なぜドイツの環境活動家は、テスラの工場拡張に反対するのか
テスラを歓迎する連邦政府と緑の党
テスラ工場建設のために伐採された森林は、工場が位置するブランデンブルク州から売却されたものだ。1990年に旧西独に統合された旧東独地域は今も西側より経済発展が遅れ、失業率が高く、一人当たりのGDPが低い。そのために政府は補助金などを出して、旧東独地域に積極的に企業を誘致してきた。東側の土地は西側よりも比較的安価で、訓練された人材もおり、政府の支援も得られることから、近年、再生エネルギーやバッテリー、EVなどの新たな分野で投資が増えている。 テスラもそのうちの1社で、政府はその投資を歓迎した。2020年、ブランデンブルク州環境局が森林の伐採を許可したのは、工場の建設許可が下りる前だった。政府は周辺の道路や公共交通などのインフラを整え、工場建設を積極的に支援した。 抗議活動が激化しても、連邦政府による工場拡張支持の姿勢は崩れていない。
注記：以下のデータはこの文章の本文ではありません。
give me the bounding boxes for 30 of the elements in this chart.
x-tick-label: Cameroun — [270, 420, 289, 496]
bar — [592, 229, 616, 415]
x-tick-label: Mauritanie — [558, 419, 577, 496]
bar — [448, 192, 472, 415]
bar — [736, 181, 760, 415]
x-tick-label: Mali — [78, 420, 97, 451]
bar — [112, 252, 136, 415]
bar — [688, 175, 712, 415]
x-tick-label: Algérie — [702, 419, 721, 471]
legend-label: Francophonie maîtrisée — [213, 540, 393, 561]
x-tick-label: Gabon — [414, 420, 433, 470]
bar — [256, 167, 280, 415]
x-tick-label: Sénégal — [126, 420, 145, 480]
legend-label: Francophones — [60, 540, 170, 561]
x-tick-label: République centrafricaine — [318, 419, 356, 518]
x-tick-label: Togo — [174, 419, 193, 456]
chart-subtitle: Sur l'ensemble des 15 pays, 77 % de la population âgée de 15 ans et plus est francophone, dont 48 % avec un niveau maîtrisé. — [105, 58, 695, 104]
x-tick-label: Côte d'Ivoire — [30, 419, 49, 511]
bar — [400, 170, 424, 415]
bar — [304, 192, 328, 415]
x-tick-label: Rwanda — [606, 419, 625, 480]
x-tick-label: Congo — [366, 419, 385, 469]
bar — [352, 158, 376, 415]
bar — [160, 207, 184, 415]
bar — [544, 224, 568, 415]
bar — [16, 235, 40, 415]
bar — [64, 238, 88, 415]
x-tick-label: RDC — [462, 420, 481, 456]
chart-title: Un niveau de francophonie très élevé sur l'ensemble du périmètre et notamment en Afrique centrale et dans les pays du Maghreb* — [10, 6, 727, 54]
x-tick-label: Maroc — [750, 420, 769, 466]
2022年の工場開所式にスピーチをした連邦経済大臣ロバート・ハベック(緑の党)も、テスラ工場の重要性を訴えつづけている。「自動車生産なくしてドイツへの関心を保つことはできない。未来の自動車をここで生産し、雇用と付加価値がドイツに維持されるように働きかけている」と、「フンケ・メディアグループ」のインタビューに答えている。
深刻化する水問題
一方、なぜテスラはそれほど環境活動家に嫌われているのだろうか。走行時に二酸化炭素をほとんど排出しないEVは、ガソリン車に代わる環境にやさしいソリューションだと考えられてきた。 理由はいくつもあるが、一番の問題は、同地域にすでに存在する水問題が深刻化するという懸念だ。ブランデンブルグは、ドイツでももっとも水の少ない地域の一つで、気候変動によって飲料水となる地下水の水位が低下している。グリューンハイデの中でも地域によっては住民に1日105リットルという水道水の使用上限が課されるほどだ。これはドイツ人の1日の平均水消費量128リットルに比べ、大幅に少ない。 反テスラ環境団体ネットワーク「テスラの蛇口を閉めろ」のエスター・カム広報官によると、「水不足のために一般住民の宅地建設には許可が簡単に下りなくなっている」という。 そんななかでテスラの工場にはすぐに建設許可が下り、テスラはすでに年間約50万立方メートルもの水を使用している。今後生産台数が増えれば、テスラによる水消費量はさらに増えるだろう。市民よりも大企業が優先されているかのようだ。 テスラは使用した水を100%リサイクルし、使用する水道水の量を抑えていると主張している。しかし、衛生設備などからは外部に廃水を出しており、地域の水道協会(WSE)によれば「テスラは工場開設以来、規制値を大幅に超過する廃水を垂れ流している」と、独誌「シュテルン」が報じている。WSEはテスラと各汚染物質の制限値について合意し、契約を交わしていた。しかし、調査の結果、最大許容量の6倍のリンが廃水から検出されたという。廃水は処理場で浄化され、川に流されるが、あまりの汚染のために処理場で適切に処理できない可能性が指摘されている。